Below is a minimal example, starting with the creation of the DiGraph:

import networkx as nx
import matplotlib.pyplot as plt
from networkx.drawing.nx_pydot import graphviz_layout

# this function is optional
# just moves the node labels on the plot so they don't overlap the lines 
def nudge(pos, x_shift, y_shift):
    return {n:(x + x_shift, y + y_shift) for n,(x,y) in pos.items()} 

# start with a directed graph
dag = nx.DiGraph()

dag.add_edges_from(
    [
        ('root', 'a'), 
        ('a', 'b'),
        ('a', 'c'),
        ('b', 'd'),
        ('d', 'e'),
        ('d', 'f')
    ]
)

# plot the graph
pos = graphviz_layout(dag, prog="dot")
pos_labels = nudge(pos, -5, 15)

fig = plt.figure(figsize=(8, 6))
ax = plt.subplot(1, 1, 1)
plt.margins(0.1)

nx.draw(
    dag, 
    pos=pos,
    ax=ax,
    with_labels=False,
    arrows=True,
    node_size=100, 
    arrowsize=20
)

labels = nx.draw_networkx_labels(
    dag,
    pos=pos_labels,
    ax=ax,
    font_size=18,
    font_weight='bold', 
    font_color='orange',
    verticalalignment='bottom'
)

The output plot of the graph looks like:

Probably the best thing to do first is verify the graph is a directed acyclic graph:

nx.is_directed_acyclic_graph(dag)

That will return True or False. Next, we can use topological_sort to retrieve the nodes in dependency order:

list(nx.algorithms.topological_sort(dag))

This returns:

['root', 'a', 'b', 'c', 'd', 'e', 'f']

If you would instead like to have the edge pairs instead of just the nodes:

list(nx.topological_sort(nx.line_graph(dag)))

which returns:

[('root', 'a'), ('a', 'b'), ('a', 'c'), ('b', 'd'), ('d', 'e'), ('d', 'f')]

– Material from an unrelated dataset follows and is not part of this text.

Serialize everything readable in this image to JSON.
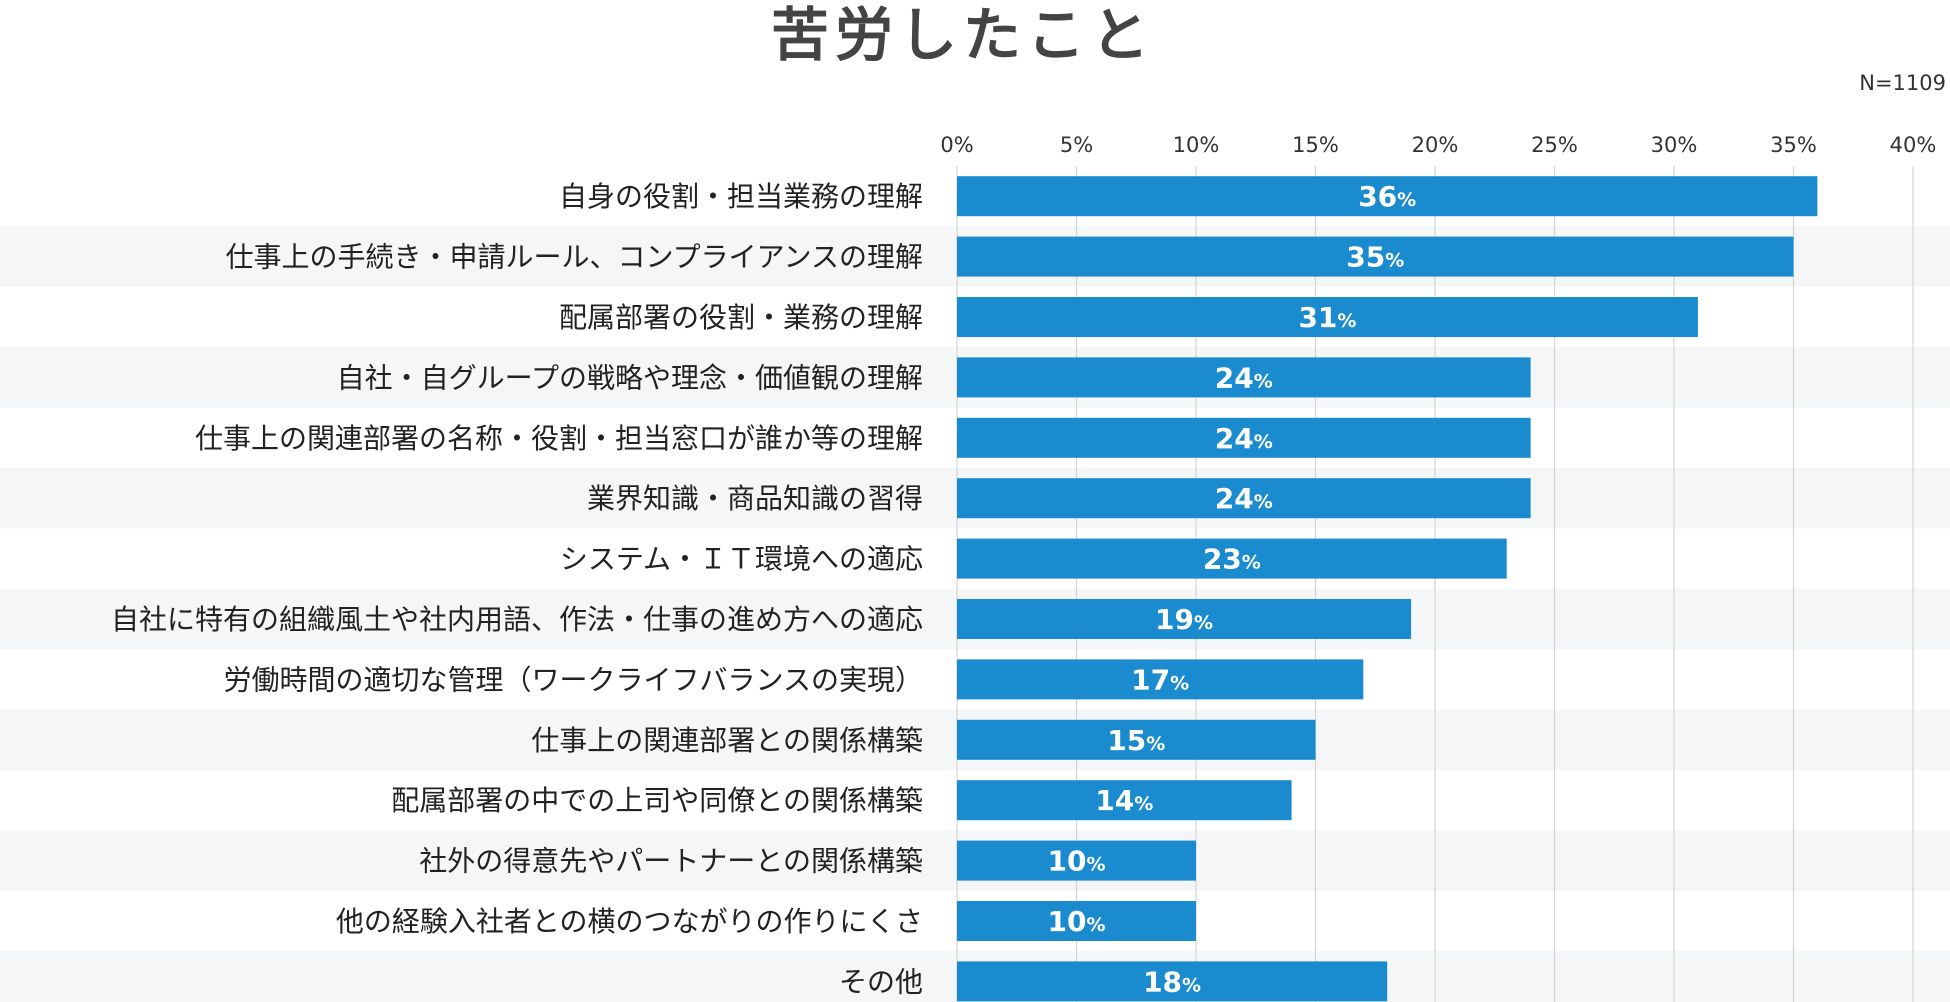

Finally, if the jobs need to be in reverse order you can use reverse:

dag_reverse = dag.reverse()

Re-running the commands::

list(nx.algorithms.topological_sort(dag_reverse))

gives:

['c', 'e', 'f', 'd', 'b', 'a', 'root']

and:

list(nx.topological_sort(nx.line_graph(dag_reverse)))

gives:

[('c', 'a'), ('e', 'd'), ('f', 'd'), ('d', 'b'), ('b', 'a'), ('a', 'root')]

Answer 2

It may seem strange, but this function is called ancestors :)

nx.ancestors(G, your_node)

Answer 3

Using predecessors will only return the nodes with a direct edge to the input node. Finding all node's ancestors can be done as follows:

import networkx as nx
import matplotlib.pyplot as plt
G = nx.DiGraph()

# G is:
#      e-->f
#      ^
#      |
# a--->b-->c-->d
#

G.add_edges_from([('a', 'b'),('b', 'c'),('c', 'd'), ('b', 'e'), ('e', 'f')])
T = nx.dfs_tree(G.reverse(), source='f').reverse()     

# T is: a-->b-->e-->f

pos = nx.nx_pydot.pydot_layout(T, prog='dot')
nx.draw_networkx(T, pos=pos, arrows= True, with_labels=True)
plt.show()

What we do is simply running DFS from the input node on the reversed directed graph, and then reverse the result again to get the edges in their original direction.

The last three lines are for drawing the result.